Of course it was. I was in the parking
lot at the mechanic's, after waiting an hour and a half for the
repair of the broken exhaust pipe, and paying an enormous amount of
money. Now the car was so quiet I was startled. I turned off the
ignition, went back into the garage and found Vaughn, that guy who'd
done the repair, and shook his hand.
The Beast, as we call it, is a
nine-year-old Chevy Astro that at one time was a cab on Key West. It
is hardly finished or fixed, but it's a lot quieter. A lot. But it
still uses too much oil, and I have to keep a close eye on the
radiator. I always carry a gallon of coolant and a couple of quarts
of oil in the back – just in case.
But driving down the road, taking Tori
to work or Millie to the optometrist or Max to rehearsal, I revel in
the fact that I can accelerate and not frighten people inside the
houses I drive by.
RELIEF – The city is palpably more
relaxed this week after the Saints finally got off the schneid and
won a game, a game in which QB Drew Brees broke Johnny Unitas's
52-year-old record by throwing a TD pass in his 48th consecutive
game. Given that LSU had lost ugly the day before to Florida, if the
Saints had fallen to the Chargers or Brees not tossed a TD or –
Heaven forbid! – if both of those heinous possibilities had come to
pass, they'd have had to close the bridges to keep people from
jumping.
But at least for a week God is smiling
down on the bayou, and people are feeling as if life might go on.
Speaking of sports and the Baur Curse, and pardon me if
you don't care, but I was watching glimpses of the Notre Dame game Saturday in
between running kids hither and yon, and I remember another classic
example of Baur family bad luck.
In 1970 we had just moved to L.A., and
one of the guys who worked for my father had played football for
Notre Dame. He got dad two tickets to watch the Irish play Southern
Cal, on the Notre Dame side of the stands. We were rooting for the
Golden Domers, of course. (And for those of you who don't know, the
Notre Dame Fighting Irish are sometimes referred to as the Golden
Domers because of their gold helmets and the gold dome of the campus
chapel.)
The Irish were ranked second in
the nation, had only lost one game, if memory serves. They had Joe Theisman at
quarterback. SC was having a down year, they were 5-4. We
had great seats, between the 40s, about 15 rows up, and were excited for the chance to cheer for our favorite team.
It was ugly. On a cold, gray day,
USC came out of nowhere and shut the Irish down. The score was close,
but the game wasn't. There was just no sense that Notre Dame was
going to get anything going, and USC cruised to victory.
And somewhere, about five or six rows
behind us, was a fan who felt like he knew what Notre Dame
should be doing and kept offering his advice to Coach Parseghian.

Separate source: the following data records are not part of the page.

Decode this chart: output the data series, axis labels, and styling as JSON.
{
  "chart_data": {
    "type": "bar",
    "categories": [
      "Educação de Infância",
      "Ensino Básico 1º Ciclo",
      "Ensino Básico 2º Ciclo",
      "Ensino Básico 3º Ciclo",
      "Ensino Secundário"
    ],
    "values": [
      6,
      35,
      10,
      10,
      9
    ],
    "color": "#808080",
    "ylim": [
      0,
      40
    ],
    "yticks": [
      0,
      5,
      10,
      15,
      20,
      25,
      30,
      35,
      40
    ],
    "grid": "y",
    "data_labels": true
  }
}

With leather lungs that pierced the
gloom of the subdued Notre Dame rooting section, he kept shouting,
"Give it to the Tank!' No. 24! Gutowski! Give it to the Tank!"
His advice began in the second quarter,
and continued unabated through the rest of the game. Every time Notre
Dame had the ball, "Give it to the Tank! Gutowski!" louder and more insistent as the game wore to its dismal conclusion.
After the game, Dad and I started our slog back to the car, which we had parked on the streets instead of paying for parking. Naturally, we couldn't find it. And it started
raining.
For those unfamiliar with Los
Angeles, Memorial Coliseum is not located in the best part of town.
It's in South Central L.A., Watts, which just a few years earlier had
been torn apart by the race riots of the '60s. Boarded up, burned out
buildings dotted every block. It was not a great place for a small,
middle-aged white guy and his 15-year-old son to wander from
street to street.
Fortunately, the rain poured down in
sheets. No one in their right mind would have been out but us. Water
came up over the curbs, we were wading half the time. It goes without saying that
we had brought no rain gear.
We finally found the car, about 45
minutes later, and drove home.
So don't think the family's bad mojo
only affects the teams we root for. It has plenty left over to splash
all over us as well.
Update/Correction: In an earlier version of this post I said the Saints would play the Packers next week. Stupid. They played them a week ago. They're on their bye now, and in two weeks they get Tampa, which hasn't been p-laying any better than they do. LSU, however, hosts South Carolina next weekend, and the Gamecocks last week butchered a very good Georgia team. So that might not be good.